In this context, he referred to Make in India (singling out electronics manufacturing and indigenous defence production as successes), the role of infrastructure (with a focus on the ₹100 lakh crore national infrastructure pipeline), the success of startups (with a reference to how they are the new “wealth creators”, with many have turned into unicorns of a valuation in excess of $1 billion), and exports (with an appeal to Indian exporters to focus on quality with an eye on global markets). “Major reforms and decisions need political will. And in India, there is no shortage of political will. The world knows we are writing a new chapter of governance”.

Redefining the idea of next generation reforms, the PM focused on the need to make service delivery more accessible for citizens till the last mile. “Earlier, the government was in the driving seat. Now, times have changed. We must end the unnecessary interference of the government and government processes in the lives of citizens. We have liberated people from unnecessary laws… 15,000 compliance requirements were ended… Liberation from laws is good for both ease of living and ease of doing businesses.”
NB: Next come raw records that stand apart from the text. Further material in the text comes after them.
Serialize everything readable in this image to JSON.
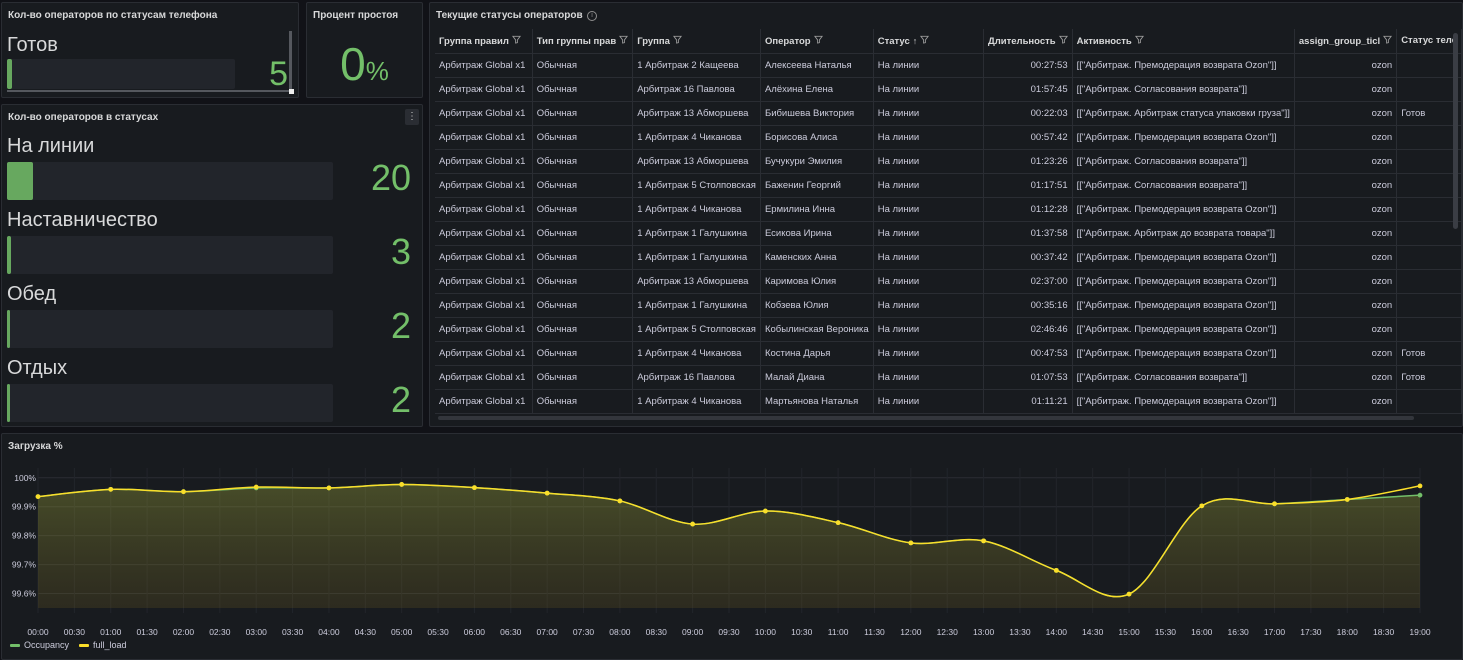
{
  "ready_panel": {
    "title": "Кол-во операторов по статусам телефона",
    "label": "Готов",
    "value": "5",
    "fill_fraction": 0.02
  },
  "idle_panel": {
    "title": "Процент простоя",
    "value": "0",
    "unit": "%"
  },
  "statuses_panel": {
    "title": "Кол-во операторов в статусах",
    "menu": "⋮",
    "items": [
      {
        "label": "На линии",
        "value": "20",
        "fill_fraction": 0.08
      },
      {
        "label": "Наставничество",
        "value": "3",
        "fill_fraction": 0.012
      },
      {
        "label": "Обед",
        "value": "2",
        "fill_fraction": 0.008
      },
      {
        "label": "Отдых",
        "value": "2",
        "fill_fraction": 0.008
      }
    ]
  },
  "table_panel": {
    "title": "Текущие статусы операторов",
    "info_icon": "i",
    "columns": [
      "Группа правил",
      "Тип группы прав",
      "Группа",
      "Оператор",
      "Статус",
      "Длительность",
      "Активность",
      "assign_group_ticl",
      "Статус теле"
    ],
    "sort_arrow": "↑",
    "rows": [
      [
        "Арбитраж Global x1",
        "Обычная",
        "1 Арбитраж 2 Кащеева",
        "Алексеева Наталья",
        "На линии",
        "00:27:53",
        "[[\"Арбитраж. Премодерация возврата Ozon\"]]",
        "ozon",
        ""
      ],
      [
        "Арбитраж Global x1",
        "Обычная",
        "Арбитраж 16 Павлова",
        "Алёхина Елена",
        "На линии",
        "01:57:45",
        "[[\"Арбитраж. Согласования возврата\"]]",
        "ozon",
        ""
      ],
      [
        "Арбитраж Global x1",
        "Обычная",
        "Арбитраж 13 Абморшева",
        "Бибишева Виктория",
        "На линии",
        "00:22:03",
        "[[\"Арбитраж. Арбитраж статуса упаковки груза\"]]",
        "ozon",
        "Готов"
      ],
      [
        "Арбитраж Global x1",
        "Обычная",
        "1 Арбитраж 4 Чиканова",
        "Борисова Алиса",
        "На линии",
        "00:57:42",
        "[[\"Арбитраж. Премодерация возврата Ozon\"]]",
        "ozon",
        ""
      ],
      [
        "Арбитраж Global x1",
        "Обычная",
        "Арбитраж 13 Абморшева",
        "Бучукури Эмилия",
        "На линии",
        "01:23:26",
        "[[\"Арбитраж. Согласования возврата\"]]",
        "ozon",
        ""
      ],
      [
        "Арбитраж Global x1",
        "Обычная",
        "1 Арбитраж 5 Столповская",
        "Баженин Георгий",
        "На линии",
        "01:17:51",
        "[[\"Арбитраж. Согласования возврата\"]]",
        "ozon",
        ""
      ],
      [
        "Арбитраж Global x1",
        "Обычная",
        "1 Арбитраж 4 Чиканова",
        "Ермилина Инна",
        "На линии",
        "01:12:28",
        "[[\"Арбитраж. Премодерация возврата Ozon\"]]",
        "ozon",
        ""
      ],
      [
        "Арбитраж Global x1",
        "Обычная",
        "1 Арбитраж 1 Галушкина",
        "Есикова Ирина",
        "На линии",
        "01:37:58",
        "[[\"Арбитраж. Арбитраж до возврата товара\"]]",
        "ozon",
        ""
      ],
      [
        "Арбитраж Global x1",
        "Обычная",
        "1 Арбитраж 1 Галушкина",
        "Каменских Анна",
        "На линии",
        "00:37:42",
        "[[\"Арбитраж. Премодерация возврата Ozon\"]]",
        "ozon",
        ""
      ],
      [
        "Арбитраж Global x1",
        "Обычная",
        "Арбитраж 13 Абморшева",
        "Каримова Юлия",
        "На линии",
        "02:37:00",
        "[[\"Арбитраж. Премодерация возврата Ozon\"]]",
        "ozon",
        ""
      ],
      [
        "Арбитраж Global x1",
        "Обычная",
        "1 Арбитраж 1 Галушкина",
        "Кобзева Юлия",
        "На линии",
        "00:35:16",
        "[[\"Арбитраж. Премодерация возврата Ozon\"]]",
        "ozon",
        ""
      ],
      [
        "Арбитраж Global x1",
        "Обычная",
        "1 Арбитраж 5 Столповская",
        "Кобылинская Вероника",
        "На линии",
        "02:46:46",
        "[[\"Арбитраж. Премодерация возврата Ozon\"]]",
        "ozon",
        ""
      ],
      [
        "Арбитраж Global x1",
        "Обычная",
        "1 Арбитраж 4 Чиканова",
        "Костина Дарья",
        "На линии",
        "00:47:53",
        "[[\"Арбитраж. Премодерация возврата Ozon\"]]",
        "ozon",
        "Готов"
      ],
      [
        "Арбитраж Global x1",
        "Обычная",
        "Арбитраж 16 Павлова",
        "Малай Диана",
        "На линии",
        "01:07:53",
        "[[\"Арбитраж. Согласования возврата\"]]",
        "ozon",
        "Готов"
      ],
      [
        "Арбитраж Global x1",
        "Обычная",
        "1 Арбитраж 4 Чиканова",
        "Мартьянова Наталья",
        "На линии",
        "01:11:21",
        "[[\"Арбитраж. Премодерация возврата Ozon\"]]",
        "ozon",
        ""
      ]
    ]
  },
  "chart_data": {
    "type": "line",
    "title": "Загрузка %",
    "ylim": [
      99.55,
      100.02
    ],
    "yticks": [
      99.6,
      99.7,
      99.8,
      99.9,
      100
    ],
    "ytick_labels": [
      "99.6%",
      "99.7%",
      "99.8%",
      "99.9%",
      "100%"
    ],
    "x_labels": [
      "00:00",
      "00:30",
      "01:00",
      "01:30",
      "02:00",
      "02:30",
      "03:00",
      "03:30",
      "04:00",
      "04:30",
      "05:00",
      "05:30",
      "06:00",
      "06:30",
      "07:00",
      "07:30",
      "08:00",
      "08:30",
      "09:00",
      "09:30",
      "10:00",
      "10:30",
      "11:00",
      "11:30",
      "12:00",
      "12:30",
      "13:00",
      "13:30",
      "14:00",
      "14:30",
      "15:00",
      "15:30",
      "16:00",
      "16:30",
      "17:00",
      "17:30",
      "18:00",
      "18:30",
      "19:00"
    ],
    "x_hours": [
      0,
      1,
      2,
      3,
      4,
      5,
      6,
      7,
      8,
      9,
      10,
      11,
      12,
      13,
      14,
      15,
      16,
      17,
      18,
      19
    ],
    "series": [
      {
        "name": "Occupancy",
        "color": "#73bf69",
        "values": [
          99.935,
          99.96,
          99.952,
          99.965,
          99.965,
          99.977,
          99.966,
          99.947,
          99.92,
          99.84,
          99.885,
          99.845,
          99.775,
          99.782,
          99.68,
          99.598,
          99.903,
          99.91,
          99.925,
          99.94
        ]
      },
      {
        "name": "full_load",
        "color": "#fade2a",
        "values": [
          99.935,
          99.96,
          99.952,
          99.968,
          99.965,
          99.977,
          99.966,
          99.947,
          99.92,
          99.84,
          99.885,
          99.845,
          99.775,
          99.782,
          99.68,
          99.598,
          99.903,
          99.91,
          99.925,
          99.972
        ]
      }
    ]
  }
}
The PM also spoke of the role of education, in light of the New Education Policy, with a focus on how education in one’s mother tongue is a weapon in the fight against poverty and need not be an obstacle. Taking off from the success of women athletes in the Tokyo Olympics, the PM highlighted how women were excelling in each field and ready to take their space and it was the duty of citizens, police, the criminal justice system and all stakeholders to ensure women were secure and had respect. He also announced that Sainik schools will now be open for girls too.

With climate emerging as a key governance challenge — with new warnings about how the climate crisis is already straining environment and will have huge implications for India’s political economy and livelihoods — the PM said environmental security was now a part of national security.

He said that India was an energy dependent nation, spending ₹12 lakh crore for its energy needs every year — and declared a goal of making India energy independent by the 100th year of Indian independence. The PM also announced the launch of a National Hydrogen Mission, a mission circular economy, and highlighted attempts in areas of recycling, organic farming, energy conservation, protection of wildlife and increase of forest cover, renewables.

“India is changing… it can take difficult decisions and doesn’t hesitate,” said PM Modi, referring to the decisions on Article 370, the rollout of the Goods and Services Tax, implementation of one-rank-one-pension, peaceful resolution of the Ram Janmabhoomi dispute, constitutional status to the backwards commission, district elections in Kashmir, record foreign direct investment , and surgical and air strikes across the border.